It has taken 27 YEARS to get medication that gives me some semblance of comfort -- and even at that I still have flares where I have to go to bed. Can you believe that? 27 years of agonizing pain, and that's in a country that's supposed to be so advanced. MY FOOT. The DEA has their nose in doctor's practices that they're afraid to prescribe! The DEA doesn't have any business in doctor's practices and this has got to stop! But I doubt it ever will.

I wish to blazes that you could get the treatment that you SO DESERVE. It's ridiculous for you to have to wait so long! I don't see how they justify this. How do people stay alive over there, while waiting for treatment? Boy, I'll bet the Queen doesn't have to wait like everyone else! lol

I wish there was someone you could talk to or write to, to plead your case! Here, we can talk to our Congressman and he/she will try to help us. They usually do too because they want our vote next election. lol I wish you had someone like that who could pressure someone to get you in sooner!!!! It takes about 18 months of "no care" for damage to become permanent for nerves. So you may have already passed that mark, I'm afraid to say.

Please keep me posted, will you ? I'd like to know what they decide on your care and what they put you on etc. I hope they put you on a long-acting Opiate and/or implant the SCS. You NEED some changes! God bless. Hugs, Lee

[finz]

Hi Kathy,

I'm sorry to hear that you are having such a tough time of things.

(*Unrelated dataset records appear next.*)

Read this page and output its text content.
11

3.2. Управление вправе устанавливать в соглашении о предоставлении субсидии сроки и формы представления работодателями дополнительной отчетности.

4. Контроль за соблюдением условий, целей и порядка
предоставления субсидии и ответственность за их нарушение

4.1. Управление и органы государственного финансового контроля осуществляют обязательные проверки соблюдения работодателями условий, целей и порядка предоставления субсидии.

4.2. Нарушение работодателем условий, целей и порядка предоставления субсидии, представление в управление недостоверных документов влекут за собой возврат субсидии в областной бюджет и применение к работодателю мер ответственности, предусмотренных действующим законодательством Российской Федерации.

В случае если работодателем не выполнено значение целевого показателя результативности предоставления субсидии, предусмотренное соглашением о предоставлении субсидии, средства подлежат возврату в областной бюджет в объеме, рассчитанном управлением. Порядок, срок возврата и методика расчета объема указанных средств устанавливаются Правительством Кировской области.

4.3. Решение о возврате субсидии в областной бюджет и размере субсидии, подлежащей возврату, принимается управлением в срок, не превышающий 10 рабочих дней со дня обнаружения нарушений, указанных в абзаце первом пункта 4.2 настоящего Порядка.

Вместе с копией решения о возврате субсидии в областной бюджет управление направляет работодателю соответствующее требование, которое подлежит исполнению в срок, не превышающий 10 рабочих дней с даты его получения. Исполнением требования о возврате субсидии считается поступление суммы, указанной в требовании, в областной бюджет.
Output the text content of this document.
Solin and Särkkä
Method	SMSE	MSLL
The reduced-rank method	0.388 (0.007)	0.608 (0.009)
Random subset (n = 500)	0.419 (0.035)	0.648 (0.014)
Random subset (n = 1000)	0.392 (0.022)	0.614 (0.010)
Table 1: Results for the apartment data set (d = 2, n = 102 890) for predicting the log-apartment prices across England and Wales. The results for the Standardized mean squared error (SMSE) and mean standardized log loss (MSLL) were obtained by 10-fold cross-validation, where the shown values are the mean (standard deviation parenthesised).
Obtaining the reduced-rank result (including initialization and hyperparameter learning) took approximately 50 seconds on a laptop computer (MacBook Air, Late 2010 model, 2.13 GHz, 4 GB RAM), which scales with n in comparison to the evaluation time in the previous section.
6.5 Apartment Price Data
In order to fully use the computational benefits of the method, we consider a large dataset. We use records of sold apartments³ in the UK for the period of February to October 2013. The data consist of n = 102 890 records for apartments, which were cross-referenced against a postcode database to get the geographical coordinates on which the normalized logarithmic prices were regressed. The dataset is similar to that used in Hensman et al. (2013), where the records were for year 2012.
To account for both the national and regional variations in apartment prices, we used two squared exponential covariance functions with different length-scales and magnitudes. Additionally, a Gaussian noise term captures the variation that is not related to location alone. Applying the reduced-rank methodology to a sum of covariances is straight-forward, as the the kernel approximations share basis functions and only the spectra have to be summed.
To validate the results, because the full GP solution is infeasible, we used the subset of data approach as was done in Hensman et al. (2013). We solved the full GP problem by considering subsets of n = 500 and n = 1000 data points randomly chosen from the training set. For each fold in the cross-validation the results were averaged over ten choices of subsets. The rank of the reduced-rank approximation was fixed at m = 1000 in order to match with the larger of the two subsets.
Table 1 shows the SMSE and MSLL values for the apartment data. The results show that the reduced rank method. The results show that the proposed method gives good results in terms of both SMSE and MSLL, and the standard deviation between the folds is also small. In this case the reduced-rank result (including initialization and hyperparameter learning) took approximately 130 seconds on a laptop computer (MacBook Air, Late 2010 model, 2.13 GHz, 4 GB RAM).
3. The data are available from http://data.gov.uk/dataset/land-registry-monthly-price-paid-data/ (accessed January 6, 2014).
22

I can't imagine the frustraion of having to wait that long for an appointment while dealing with such pain.

As Ginny mentioned in the other thread, some of your issues, especially the burning pain (without another explanation for it) and allodynia (the sensitivity to touch) do sound RSD-ish.

Regarding the fibro......How many tender points, if any, do you have ? Do you understand that it doesn't hurt all the time from those spots, just that they are more tender when palpated during an exam. While waiting for your appointment, a relaxing trip to a masseuse might reveal that you do have tender points, that need some extra work, that you were not aware of. Also, if you weren't aware, the IBS can be a sign of fibro. I think your doc is a bit "off". Some blood tests could indicate that fibro or lupus MIGHT be an issue, but negative results on a blood test don't rule them out.

I'm glad they have ruled out cauda equina. Geez, you'd think after so many emergency evaluations for that, SOMEONE would prioritize figuring out what your dx is !

[KathyUK]

Hi you two, thanks for your replies! Better tell you what happened last night before I answer your questions.

Yesterday the pain got increasingly worse and it was hurting to breathe. The sciatica was worse (which doesn't scare me as I know the cause of that) but I also had an awful lot of pain all the way up my back, across my shoulders and into my right ribs. The burning and pins and needles in my thighs and intimate parts were indescribable! In the UK we have out of hours GP services for emergencies that don't quite warrant going to Accident and Emergency at the hospital. I rang them for advice as I couldn't find any position that relieved even some of the pain and I had fainted. They sent transport for me (I will be eternally grateful for that) and an on call GP saw me at about 9.30pm.

I AM tolerant to the buprenorphine and when I asked if it was possible this had extended to hyperalgesia, she agreed it was possible. My entire back was in spasm too, that was a first for me. My choice was to go onto the Acute Pain ward at the hospital last night for a morphine drip, or to try some Oramorph and diazepam at home. My pain levels justified the first option big time (and that was the option the GP preferred too), but I couldn't leave my husband without asking my family for support for him as he's blind. He had a different opinion but I wanted to try at home first. So I was sent home with diazepam tablets (4 x 2mg tablets, to take 1 up to eight hourly) and some Oramorph to take.

The GP was amazing, wish she was my normal GP. She said my GP should ring the pain clinic to get me seen this week, and if it gets worse again I should be admitted. She said I need my buprenorphine replacing immediately, she was not able to do that because of pharmacies being shut and them only having limited supplies at the office, also she felt it was important that my GP carried out this part, or the pain clinic, as they know my case and can draw on more history.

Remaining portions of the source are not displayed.